By: Charles Q. Choi, InnovationNewsDaily Contributor
Published: 04/19/2012 04:26 PM EDT on InnovationNewsDaily
Synthetic molecules resembling DNA can function and evolve just like the real thing, its developers say.
These new, unnatural building blocks could be more useful than DNA or its closely related biomolecule, RNA, in a variety of medical and biotechnology applications, researchers added. Other investigators noted they could even lead to novel forms of life.
DNA is essentially made of four different kinds of molecules known as nucleic acids, commonly referred to by their initials, A, G, C and T. These run along a backbone made of sugars and phosphate groups.
Scientists call their artificial nucleic-acidlike molecules XNA, in which the natural sugar component has been replaced by one of six alternative organic compounds. These XNA molecules all can bind to DNA and RNA.
The researchers also have developed enzymes that can synthesize XNA from a DNA template, plus others that can "reverse transcribe" XNA back into DNA. This means they can store and copy data just as DNA can — the basis of heredity for all life on Earth.
The investigators subjected an XNA molecule to artificial natural selection in the lab by introducing mutations into its genetic code. By allowing the different versions of the molecule to compete against each other for binding to another molecule, the team ended up with a shape that bound tightly and specifically to the target – just as one would expect of DNA under the same conditions. This makes XNA the only known molecules other than DNA and RNA capable of Darwinian evolution.
"Heredity — information storage and propagation — and evolution, two of the hallmarks of life, can be implemented in polymers other than DNA and RNA," researcher Philipp Holliger at the Medical Research Council Laboratory of Molecular Biology in Cambridge, England, told InnovationNewsDaily.
One notable property of XNA molecules is they are not biodegradable: They are impervious to natural enzymes that degrade DNA and RNA. As such, they could find use in medical and biotechnology arenas where DNA and RNA could not go.
"People use RNA and DNA for biotechnology, therapeutics, diagnostics and biosensing applications, but these are very fragile in the face of biology — they degrade very rapidly if there's any contact with biological materials," said biochemist Gerald Joyce at the Scripps Research Institute, who did not take part in this work. "As such, chemists have to work to make them resistant to natural enzymes that degrade RNA and DNA, and then you have to worry about losing the good properties of those molecules.
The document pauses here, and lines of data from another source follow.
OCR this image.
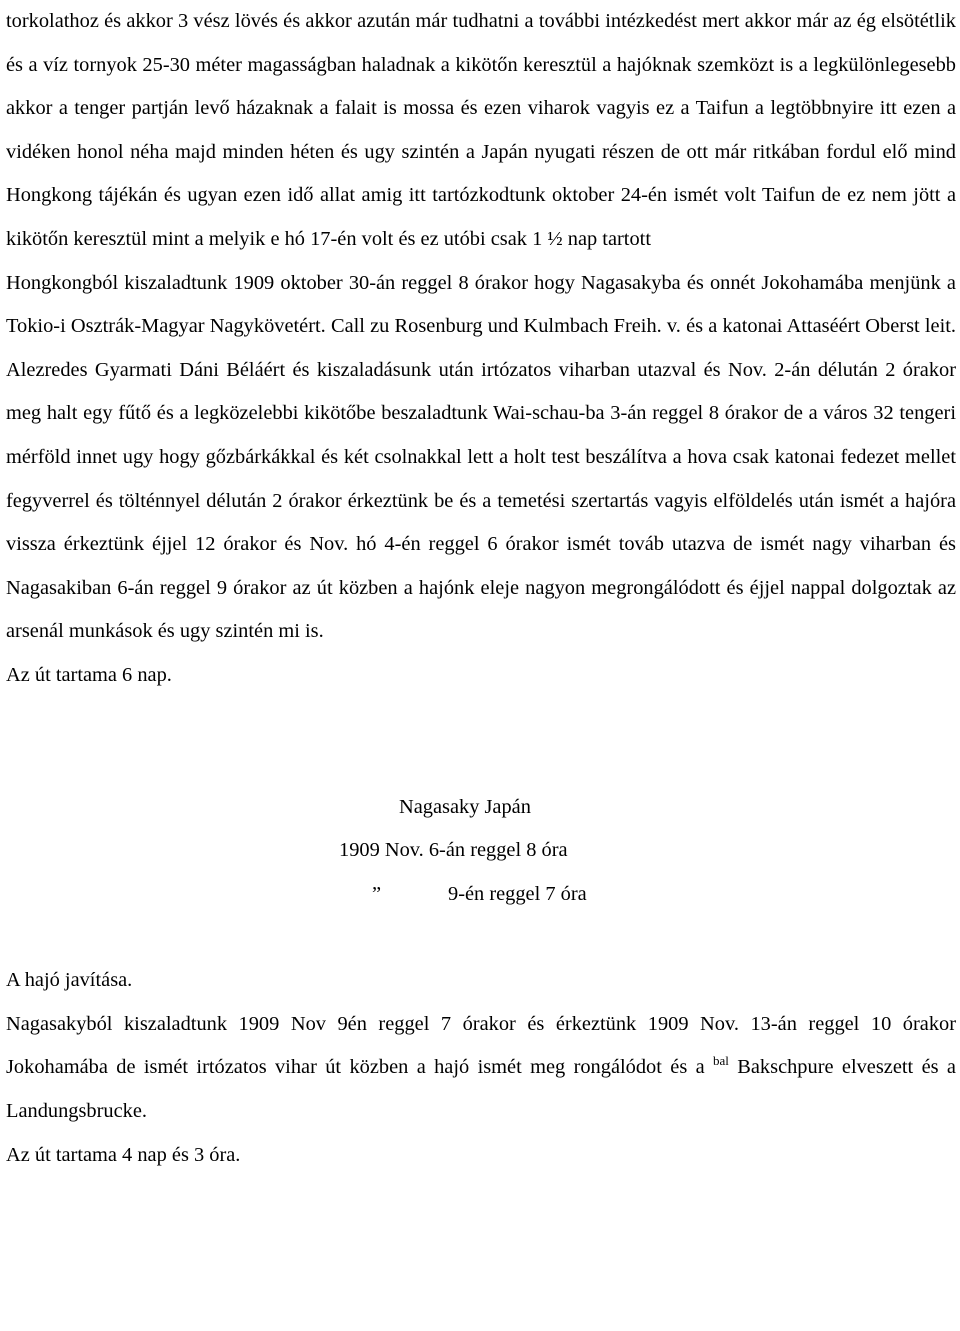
torkolathoz és akkor 3 vész lövés és akkor azután már tudhatni a további intézkedést mert akkor már az ég elsötétlik és a víz tornyok 25-30 méter magasságban haladnak a kikötőn keresztül a hajóknak szemközt is a legkülönlegesebb akkor a tenger partján levő házaknak a falait is mossa és ezen viharok vagyis ez a Taifun a legtöbbnyire itt ezen a vidéken honol néha majd minden héten és ugy szintén a Japán nyugati részen de ott már ritkában fordul elő mind Hongkong tájékán és ugyan ezen idő allat amig itt tartózkodtunk oktober 24-én ismét volt Taifun de ez nem jött a kikötőn keresztül mint a melyik e hó 17-én volt és ez utóbi csak 1 ½ nap tartott

Hongkongból kiszaladtunk 1909 oktober 30-án reggel 8 órakor hogy Nagasakyba és onnét Jokohamába menjünk a Tokio-i Osztrák-Magyar Nagykövetért. Call zu Rosenburg und Kulmbach Freih. v. és a katonai Attaséért Oberst leit. Alezredes Gyarmati Dáni Béláért és kiszaladásunk után irtózatos viharban utazval és Nov. 2-án délután 2 órakor meg halt egy fűtő és a legközelebbi kikötőbe beszaladtunk Wai-schau-ba 3-án reggel 8 órakor de a város 32 tengeri mérföld innet ugy hogy gőzbárkákkal és két csolnakkal lett a holt test beszálítva a hova csak katonai fedezet mellet fegyverrel és tölténnyel délután 2 órakor érkeztünk be és a temetési szertartás vagyis elföldelés után ismét a hajóra vissza érkeztünk éjjel 12 órakor és Nov. hó 4-én reggel 6 órakor ismét továb utazva de ismét nagy viharban és Nagasakiban 6-án reggel 9 órakor az út közben a hajónk eleje nagyon megrongálódott és éjjel nappal dolgoztak az arsenál munkások és ugy szintén mi is.

Az út tartama 6 nap.

Nagasaky Japán

1909 Nov. 6-án reggel 8 óra

”	9-én reggel 7 óra

A hajó javítása.

Nagasakyból kiszaladtunk 1909 Nov 9én reggel 7 órakor és érkeztünk 1909 Nov. 13-án reggel 10 órakor Jokohamába de ismét irtózatos vihar út közben a hajó ismét meg rongálódot és a $^{bal}$ Bakschpure elveszett és a Landungsbrucke.

Az út tartama 4 nap és 3 óra.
These XNAs, however, are resistant from the get-go."
These findings might also shed light on the origins of life — specifically, why DNA and RNA came to dominate Earth.
"It shows that there is no overwhelming functional imperative for life to use DNA and RNA for genetic information storage and propagation. More likely, this choice reflects a 'frozen accident' from the origin of life," Holliger suggested.
The construction of genetic systems based on alternative chemical platforms may ultimately lead to the synthesis of novel forms of life, if researchers can devise a system for XNA to replicate itself just as DNA has, Joyce said. However, he cautioned that synthetic biologists should take care to "not tread into areas that have the potential to harm our biology." For instance, the fact that XNA is not biodegradable suggests that life might not have any easy way of breaking it down.
"Do I think what these researchers have done is dangerous? Absolutely not. Do I think this is going to be dangerous in the near or even medium term? Absolutely not," Joyce said. "Still, are we treading into something risky here? It's synthetic biology, not a natural form of biology. Scientists have to pay attention here."
The scientists detailed their findings in the April 20 issue of the journal Science.